> Watching somebody rightfully struggle to do that is :
Being watched usually makes me a horrible coder. I get so distracted from having a backseat driver that it can even hard to type at times. The only thing I can whip up on the spot in a readable manner is something I already know pretty well, and if the interviewer can't keep up, it becomes a big conversation about "what are you doing again?"
Yes! I learned this in my first internship when I froze up on the terminal because I had a manager hovering. It's something that comes up a lot in my circles. I did feel a little better when I eventually taught that same manager something about SSH. That excited "Oh you can do that??" felt so good.
It can be pretty hard to make a stranger feel at ease in a stressful situation so I can't pretend I have a 100% success rate, especially for the one screening interview we do which is a one hour pair programming exercise. However we do it, I am going to be there and look at what you are doing.
For the onsite though, most of the time, I explain the exercise and then I leave people work while I do something else in the same room.
I stay there so they can ask questions if they are stuck but I am not hovering over their shoulders so they can concentrate.
> the one screening interview we do which is a one hour pair programming exercise.
I'm not toot excited about the pairing part. Most pair interviews I've had feel like the interviewer is trying to shove a box that says "they arrived at the solution I like in the manner I was expecting". Most pairing feels like me going out of my way to connect with a robot interviewer w/ no imagination.
> For the onsite though, most of the time, I explain the exercise and then I leave people work while I do something else in the same room.

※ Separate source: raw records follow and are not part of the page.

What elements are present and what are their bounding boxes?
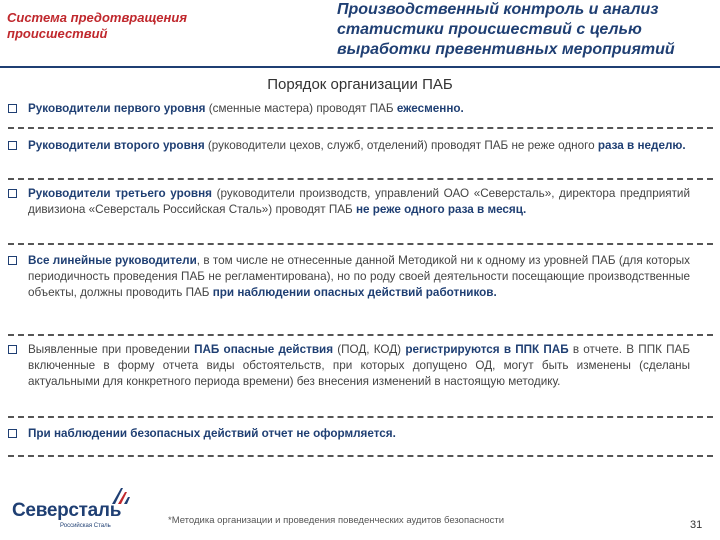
list-item-text: Все линейные руководители, в том числе не отнесенные данной Методикой ни к одному из уровней ПАБ (для которых периодичность проведения ПАБ не регламентирована), но по роду своей деятельности посещающие производственные объекты, должны проводить ПАБ при наблюдении опасных действий работников.	[28, 254, 690, 299]
list-item-text: Руководители первого уровня (сменные мастера) проводят ПАБ ежесменно.	[28, 102, 464, 115]
list-item	[8, 101, 690, 117]
dashed-separator	[8, 243, 713, 245]
bullet-square-icon	[8, 104, 17, 113]
bullet-square-icon	[8, 429, 17, 438]
list-item	[8, 186, 690, 218]
list-item-text: Руководители третьего уровня (руководители производств, управлений ОАО «Северсталь», директора предприятий дивизиона «Северсталь Российская Сталь») проводят ПАБ не реже одного раза в месяц.	[28, 187, 690, 216]
list-item	[8, 253, 690, 301]
bullet-square-icon	[8, 141, 17, 150]
dashed-separator	[8, 455, 713, 457]
dashed-separator	[8, 178, 713, 180]
header-right-title: Производственный контроль и анализ статистики происшествий с целью выработки превентивных мероприятий	[337, 1, 675, 58]
footnote: *Методика организации и проведения поведенческих аудитов безопасности	[168, 515, 505, 526]
dashed-separator	[8, 127, 713, 129]
list-item-text: Руководители второго уровня (руководители цехов, служб, отделений) проводят ПАБ не реже одного раза в неделю.	[28, 139, 686, 152]
bullet-square-icon	[8, 345, 17, 354]
list-item	[8, 426, 690, 442]
header-divider	[0, 66, 720, 68]
page-number: 31	[690, 519, 703, 531]
list-item-text: Выявленные при проведении ПАБ опасные действия (ПОД, КОД) регистрируются в ППК ПАБ в отчете. В ППК ПАБ включенные в форму отчета виды обстоятельств, при которых допущено ОД, могут быть изменены (сделаны актуальными для конкретного периода времени) без внесения изменений в настоящую методику.	[28, 343, 690, 388]
list-item-text: При наблюдении безопасных действий отчет не оформляется.	[28, 427, 396, 440]
dashed-separator	[8, 416, 713, 418]
logo-text: Северсталь	[12, 500, 122, 521]
company-logo	[12, 486, 162, 536]
section-title: Порядок организации ПАБ	[267, 76, 453, 93]
header-left-title: Система предотвращения происшествий	[7, 10, 187, 41]
list-item	[8, 138, 690, 154]
bullet-square-icon	[8, 256, 17, 265]
logo-subtitle: Российская Сталь	[60, 523, 111, 529]
list-item	[8, 342, 690, 390]
dashed-separator	[8, 334, 713, 336]
bullet-square-icon	[8, 189, 17, 198]
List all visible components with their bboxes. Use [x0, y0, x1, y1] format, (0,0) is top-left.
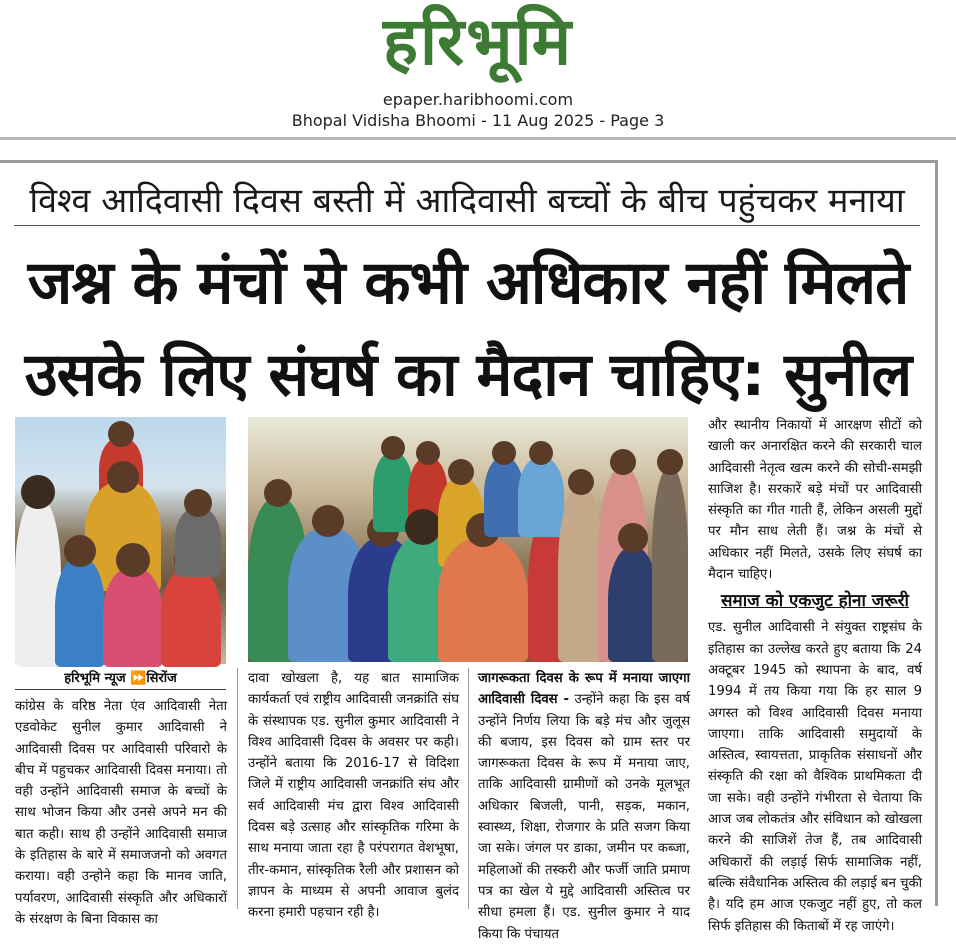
column-3-body: उन्होंने कहा कि इस वर्ष उन्होंने निर्णय लिया कि बड़े मंच और जुलूस की बजाय, इस दिवस को ग्राम स्तर पर जागरूकता दिवस के रूप में मनाया जाए, ताकि आदिवासी ग्रामीणों को उनके मूलभूत अधिकार बिजली, पानी, सड़क, मकान, स्वास्थ्य, शिक्षा, रोजगार के प्रति सजग किया जा सके। जंगल पर डाका, जमीन पर कब्जा, महिलाओं की तस्करी और फर्जी जाति प्रमाण पत्र का खेल ये मुद्दे आदिवासी अस्तित्व पर सीधा हमला हैं। एड. सुनील कुमार ने याद किया कि पंचायत — [478, 692, 690, 942]
newspaper-page — [0, 160, 938, 942]
article-column-3 — [478, 668, 690, 945]
article-byline: हरिभूमि न्यूज ⏩सिरोंज — [15, 668, 226, 690]
headline-line-2: उसके लिए संघर्ष का मैदान चाहिए: सुनील — [24, 340, 912, 410]
masthead-divider — [0, 137, 956, 140]
masthead — [0, 0, 956, 140]
column-3-lead: जागरूकता दिवस के रूप में मनाया जाएगा आदिवासी दिवस - — [478, 671, 690, 708]
column-divider — [468, 668, 469, 909]
column-4-body-1: और स्थानीय निकायों में आरक्षण सीटों को खाली कर अनारक्षित करने की सरकारी चाल आदिवासी नेतृत्व खत्म करने की सोची-समझी साजिश है। सरकारें बड़े मंचों पर आदिवासी संस्कृति का गीत गाती हैं, लेकिन असली मुद्दों पर मौन साध लेती हैं। जश्न के मंचों से अधिकार नहीं मिलते, उसके लिए संघर्ष का मैदान चाहिए। — [708, 418, 922, 583]
column-4-subhead: समाज को एकजुट होना जरूरी — [721, 591, 909, 612]
group-with-garland-photo — [15, 417, 226, 664]
article-column-2: दावा खोखला है, यह बात सामाजिक कार्यकर्ता एवं राष्ट्रीय आदिवासी जनक्रांति संघ के संस्थापक एड. सुनील कुमार आदिवासी ने विश्व आदिवासी दिवस के अवसर पर कही। उन्होंने बताया कि 2016-17 से विदिशा जिले में राष्ट्रीय आदिवासी जनक्रांति संघ और सर्व आदिवासी मंच द्वारा विश्व आदिवासी दिवस बड़े उत्साह और सांस्कृतिक गरिमा के साथ मनाया जाता रहा है परंपरागत वेशभूषा, तीर-कमान, सांस्कृतिक रैली और प्रशासन को ज्ञापन के माध्यम से अपनी आवाज बुलंद करना हमारी पहचान रही है। — [248, 671, 459, 921]
article-column-4 — [708, 415, 922, 937]
villagers-gathering-photo — [248, 417, 688, 662]
headline-line-1: जश्न के मंचों से कभी अधिकार नहीं मिलते — [27, 248, 909, 318]
newspaper-logo[interactable]: हरिभूमि — [382, 3, 574, 80]
site-url[interactable]: epaper.haribhoomi.com — [382, 90, 574, 109]
article-column-1: कांग्रेस के वरिष्ठ नेता एंव आदिवासी नेता एडवोकेट सुनील कुमार आदिवासी ने आदिवासी दिवस पर आदिवासी परिवारो के बीच में पहुचकर आदिवासी दिवस मनाया। तो वही उन्होंने आदिवासी समाज के बच्चों के साथ भोजन किया और उनसे अपने मन की बात कही। साथ ही उन्होंने आदिवासी समाज के इतिहास के बारे में समाजजनो को अवगत कराया। वही उन्होने कहा कि मानव जाति, पर्यावरण, आदिवासी संस्कृति और अधिकारों के संरक्षण के बिना विकास का — [15, 699, 227, 927]
column-divider — [237, 668, 238, 909]
article-kicker: विश्व आदिवासी दिवस बस्ती में आदिवासी बच्चों के बीच पहुंचकर मनाया — [14, 179, 920, 226]
column-4-body-2: एड. सुनील आदिवासी ने संयुक्त राष्ट्रसंघ के इतिहास का उल्लेख करते हुए बताया कि 24 अक्टूबर 1945 को स्थापना के बाद, वर्ष 1994 में तय किया गया कि हर साल 9 अगस्त को विश्व आदिवासी दिवस मनाया जाएगा। ताकि आदिवासी समुदायों के अस्तित्व, स्वायत्तता, प्राकृतिक संसाधनों और संस्कृति की रक्षा को वैश्विक प्राथमिकता दी जा सके। वही उन्होंने गंभीरता से चेताया कि आज जब लोकतंत्र और संविधान को खोखला करने की साजिशें तेज हैं, तब आदिवासी अधिकारों की लड़ाई सिर्फ सामाजिक नहीं, बल्कि संवैधानिक अस्तित्व की लड़ाई बन चुकी है। यदि हम आज एकजुट नहीं हुए, तो कल सिर्फ इतिहास की किताबों में रह जाएंगे। — [708, 620, 922, 934]
edition-info: Bhopal Vidisha Bhoomi - 11 Aug 2025 - Page 3 — [291, 111, 665, 130]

I love this. I'd love to see more interviewer's do this.
Pairing is hard. It is the part of our process that I like the less.
We try to make it easier and fairer with a rule like " if candidate reaches this step = automatic pass" (and the step in question is not that far in the interview).
But there are still many person to person differences and I often have dilemmas.
It is very hard to differentiate between giving a pointer and handholding the candidate.
So sometimes I ask myself if I gave too much or too little help, since there are cases where the candidate would have gone far enough with just a little bit more push and others where I feel that I helped them too much. On a 45 minutes exercise, if you help somebody not getting stuck for 10 minutes, it can make a difference.
Another part that make me uneasy is wondering if accents or culture differences can make me act differently.
Like different micro expressions or attitudes from what I would expect, can these influence me enough to go from pass to no pass more easily for some ethnical/cultural groups ?
Is the person you’re pairing with googling things and actively helping you? That interview style is fun because then you’re problem solving together and you can see how well you can communicate about complex technical subjects.
Kudos for you trying to alleviate that, but from my past experience you are very the minority - most of the interviewers behave like '12 angry men' judges.
Being watched usually makes me a horrible coder. I get so distracted from having a backseat driver that it can even hard to type at times. The only thing I can whip up on the spot in a readable manner is something I already know pretty well, and if the interviewer can't keep up, it becomes a big conversation about "what are you doing again?"